C'est un peu l'univers qui règne dans la chambre de Vincent et Alice. Dans la tête d'Antoine, il n'y a que l'araignée, à la toile de laquelle se balade son cerveau. comme le petit cochon, pendu au plafond. Cetet araignée ressemble à celel qui se lovait, se nichait, se réfugiait dans un creux du mur. Juste au-dessus de son lit. Avec laquelle il avait appris à cohabiter. "Rien à dire sur la Vie d'Antoine, sinon qu'en ce vendredi soir d'octobre, seul dans sa voiture parmi des millions d'autres, notre homme n'avait qu'une idée. [...] surgir à l'heure du dîner dans la cuisine équipée de sa maison des Yvelines et, par dégoût de lui-même, de ce qu'il avait engendré et de ce qu'il allait trahir, massacrer à coups de hache, de grille-pain, de plateau à fromages ou de n'importe quoi, ses enfants magnifiques et sa ravissante femme. Au fond de lui, l'araignée noire venait de sortir une patte."

Et là, cette araignée toque à son front. De l'intérieur. Il voudrait bien faire comme si, comme si elle n'existait pas, n'avait jamais existé. "En d'autres temps, Antoine aurait pleuré de rire. Cette fois, c'était juste le rire qui faisait défaut. Allongé sur le lit de son fils, la tête dans les nuages et le regard sur un mobile multicolore où tournaient sur eux-mêmes des oiseaux de toutes sortes, il se laissa porter par le courant jusqu'à la source même de sa vie. Oui, tout ici était tellement moins compliqué : il y avait quatre saisons, les nombvres ne dépassaient pas 10,l'alphabet ne servait qu'à relier les ananas aux zèbres, les ciels gribouillés de bleu étaient comme suspendus, en haut des feuilles Canson, le soleil brillait invariablement dans un coin de la page, les vaches étaient des vasses et même de cimpanzés si on le désirait, les oiseaux surgissaient plus gros que les maisons, les cheminées ne manquaient jamais de fumer, les arbres avaient l'allure de grosses sucettes vertes, les avions volaient malgré leurs ailes verticales, les papas étaient là, ils avaient une tête ronde et de longues fourchettes à la place des bras, ils avaient le sourire et ils ne partaient pas de la maison du jour au lendemain juste parce qu'une jolie dame le leur demandait."

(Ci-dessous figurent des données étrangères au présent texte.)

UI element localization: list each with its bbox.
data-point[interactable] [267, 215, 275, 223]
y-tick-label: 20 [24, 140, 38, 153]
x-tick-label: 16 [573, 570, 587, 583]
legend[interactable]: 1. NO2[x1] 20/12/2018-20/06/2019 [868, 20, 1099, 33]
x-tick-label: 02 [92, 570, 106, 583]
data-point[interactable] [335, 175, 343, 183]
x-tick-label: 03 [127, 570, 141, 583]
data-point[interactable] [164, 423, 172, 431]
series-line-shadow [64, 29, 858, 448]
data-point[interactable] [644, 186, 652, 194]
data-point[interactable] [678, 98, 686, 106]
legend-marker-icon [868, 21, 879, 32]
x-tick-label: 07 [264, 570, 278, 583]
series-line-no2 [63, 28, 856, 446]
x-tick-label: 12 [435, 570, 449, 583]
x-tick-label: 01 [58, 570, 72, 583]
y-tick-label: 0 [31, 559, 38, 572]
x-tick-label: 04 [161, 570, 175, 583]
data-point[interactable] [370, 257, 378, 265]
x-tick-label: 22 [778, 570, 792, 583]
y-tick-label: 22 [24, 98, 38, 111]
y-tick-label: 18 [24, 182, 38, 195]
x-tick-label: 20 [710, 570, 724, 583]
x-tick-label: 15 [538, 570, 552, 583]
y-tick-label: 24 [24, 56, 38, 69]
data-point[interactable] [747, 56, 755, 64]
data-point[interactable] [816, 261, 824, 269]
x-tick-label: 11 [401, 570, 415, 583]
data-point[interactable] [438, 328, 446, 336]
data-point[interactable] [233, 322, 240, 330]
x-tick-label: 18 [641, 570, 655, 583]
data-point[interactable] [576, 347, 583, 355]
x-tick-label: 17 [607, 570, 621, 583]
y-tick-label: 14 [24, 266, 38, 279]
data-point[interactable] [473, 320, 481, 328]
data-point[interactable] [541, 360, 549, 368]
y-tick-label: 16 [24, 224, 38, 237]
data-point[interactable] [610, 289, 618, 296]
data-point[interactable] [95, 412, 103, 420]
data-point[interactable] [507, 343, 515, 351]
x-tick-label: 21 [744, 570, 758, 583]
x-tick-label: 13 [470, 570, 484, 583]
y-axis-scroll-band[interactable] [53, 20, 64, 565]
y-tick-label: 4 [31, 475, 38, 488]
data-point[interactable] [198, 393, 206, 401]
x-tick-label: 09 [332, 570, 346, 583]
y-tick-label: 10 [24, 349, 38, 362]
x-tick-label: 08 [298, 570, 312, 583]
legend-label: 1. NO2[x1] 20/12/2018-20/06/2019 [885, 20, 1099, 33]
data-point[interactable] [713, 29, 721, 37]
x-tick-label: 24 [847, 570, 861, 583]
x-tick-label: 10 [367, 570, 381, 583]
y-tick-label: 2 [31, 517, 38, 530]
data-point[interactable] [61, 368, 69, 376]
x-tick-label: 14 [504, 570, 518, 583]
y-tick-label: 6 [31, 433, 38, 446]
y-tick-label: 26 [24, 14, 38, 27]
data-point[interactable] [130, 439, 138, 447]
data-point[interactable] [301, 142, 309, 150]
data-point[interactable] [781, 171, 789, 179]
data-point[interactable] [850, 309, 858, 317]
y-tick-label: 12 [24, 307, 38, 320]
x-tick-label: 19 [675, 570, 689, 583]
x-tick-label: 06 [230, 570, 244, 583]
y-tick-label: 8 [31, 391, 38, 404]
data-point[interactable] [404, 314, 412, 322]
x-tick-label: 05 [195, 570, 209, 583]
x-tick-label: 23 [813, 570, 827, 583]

Mais non, elle est là, et comme elle ne peut sortir, elle explore le reste du corps, s'immisce dans la trachée, glisse vers les poumons, frôle le coeur, puis le transperce. Cette araignée se nourrit de chair, de douleur, et guette, tapie dans un recoin, derrière l'oeil, dans la voix. Guette la moindre occasion de gagner du terrain.

Grignoter quelques zones cervicales. Jusqu'au jour où, profitant d'une faiblesse, de sa force accrûe au fil des jours, des semaines, des années. Elle fracasse la porte, laissant se déverser à l'extérieur un flot de rage, de colère, de tristesse, bref, la folie qu'il hébergeait éclate au grand jour, au visage  de tous ceux qui l'entourent. Sa femme, Cécile, ses enfants, ses amis, réunis à l'occasion de ses 42 ans. Un anniversaire surprise. Anniversaire durant lequel Antoine laissera progressivement sa place à cette mygale affamée. La toile qui s'est tissée en son for intérieur fait de lui son premier prisonnier. Et puis les autres.. Jusqu'à ce que... Jusqu'au bout. Car Antoine ira jusqu'au bout. Et n'épargnera personne. Même pas lui.